**ヨルダン川でのバプテスマのヨハネ**
ユダヤの荒野に、神の声が響き渡った。それは、預言者イザヤがかつて語った言葉の成就であった。「荒野で叫ぶ者の声がする。『主の道を整えよ。その道筋をまっすぐにせよ。』」その声の主は、ヨハネという者であった。彼は粗末ならくだの毛の衣をまとい、腰には革の帯を締め、いなごと野蜜を食物としながら、荒野で神の言葉を宣べ伝えていた。
ヨハネの姿は、まさに旧約の預言者エリヤの再来のようであった。彼の言葉は鋭く、人々の心を貫いた。「悔い改めよ。天の御国が近づいたからだ!」と。彼の叫びは、エルサレムやユダヤ全土、そしてヨルダン川一帯に住む人々の耳に届き、多くの者が彼のもとに押し寄せた。彼らは、自分の罪を告白し、ヨルダン川でヨハネからバプテスマを受けた。
ある日、群衆の中に、パリサイ人やサドカイ人たちが現れた。彼らは、自分たちがアブラハムの子孫であることを誇り、神の前に義人であると思い込んでいた。しかし、ヨハネは彼らを見るなり、烈火のごとく叫んだ。「まむしの子らよ。だれが必ず来るべき怒りを免れられると教えたのか。それならば、悔い改めにふさわしい実を結べ。『我らはアブラハムの子孫だ』などと心の中で言うな。神はこれらの石ころからでも、アブラハムの子孫を起こすことができる。斧はすでに木の根元に置かれている。良い実を結ばない木はみな切り倒され、火に投げ込まれるのだ!」
群衆は恐れおののき、ヨハネに尋ねた。「では、私たちはどうすればよいのですか?」ヨハネは彼らに答えた。「下着を二枚持っている者は、一枚も持たない者に分けてやれ。食べ物を持っている者も同じようにせよ。」
取税人たちもバプテスマを受けに来て、言った。「先生、私たちはどうすればよいのですか?」ヨハネは言った。「規定以上のものは取り立てるな。」
兵士たちも尋ねた。「この私たちはどうすればよいのですか?」ヨハネは答えた。「だれからも金をゆすり取るな。また、だれをかばうこともなく、自分の給料で満足せよ。」
人々の心は熱くなり、メシアが来られることを期待して、ヨハネについて思いを巡らせた。「この人は、もしかしたらキリストではないか?」
しかし、ヨハネはそれを聞くと、力強く否定した。「私はあなたがたに水でバプテスマを授けるが、私よりも力ある方が後に来られる。私はその方のくつを脱がせてあげる値打ちもない。その方は、聖霊と火であなたがたにバプテスマをお授けになる。そして、手に箕を持って、脱穀場をすみずみまできれいにし、麦を倉に納め、殻を消えない火で焼き尽くされる。」
こうしてヨハネは、悔い改めを促し、神の国の到来を告げ続けた。
そして、ついにその日が訪れた。ガリラヤから一人の男がヨルダン川に現れ、ヨハネのもとに来て、バプテスマを受けようとされた。その方は、ナザレのイエスであった。
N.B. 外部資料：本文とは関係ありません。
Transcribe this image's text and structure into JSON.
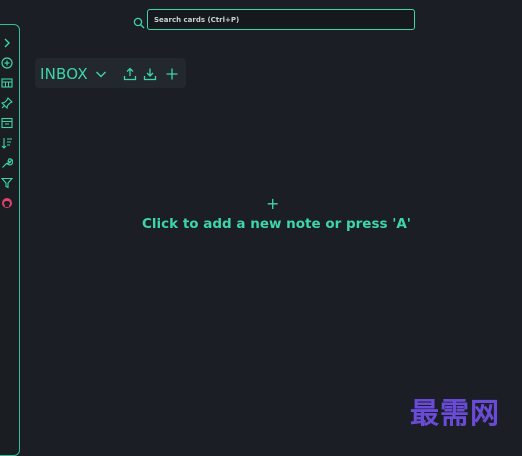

ヨハネはイエスを見るなり、その霊的な威厳に圧倒され、拒もうとして言った。「私こそあなたからバプテスマを受けるべきですのに、あなたが私のところにおいでになるのですか?」
しかし、イエスは静かに答えた。「今はそうさせてもらいたい。このようにして、すべての正しいことを行うのは、我々にふさわしいことなのだ。」
ヨハネはそれ以上反論せず、イエスにバプテスマを授けた。イエスが水から上がられると、たちまち天が開け、神の霊が鳩のように下って、イエスの上にとどまった。すると、天から声が響いた。「これはわたしの愛する子、わたしはこれを喜ぶ。」
この出来事は、神の御子が世に現れたことを示す、荘厳な瞬間であった。ヨハネの使命は成就し、まことの光が世に来ようとしていた。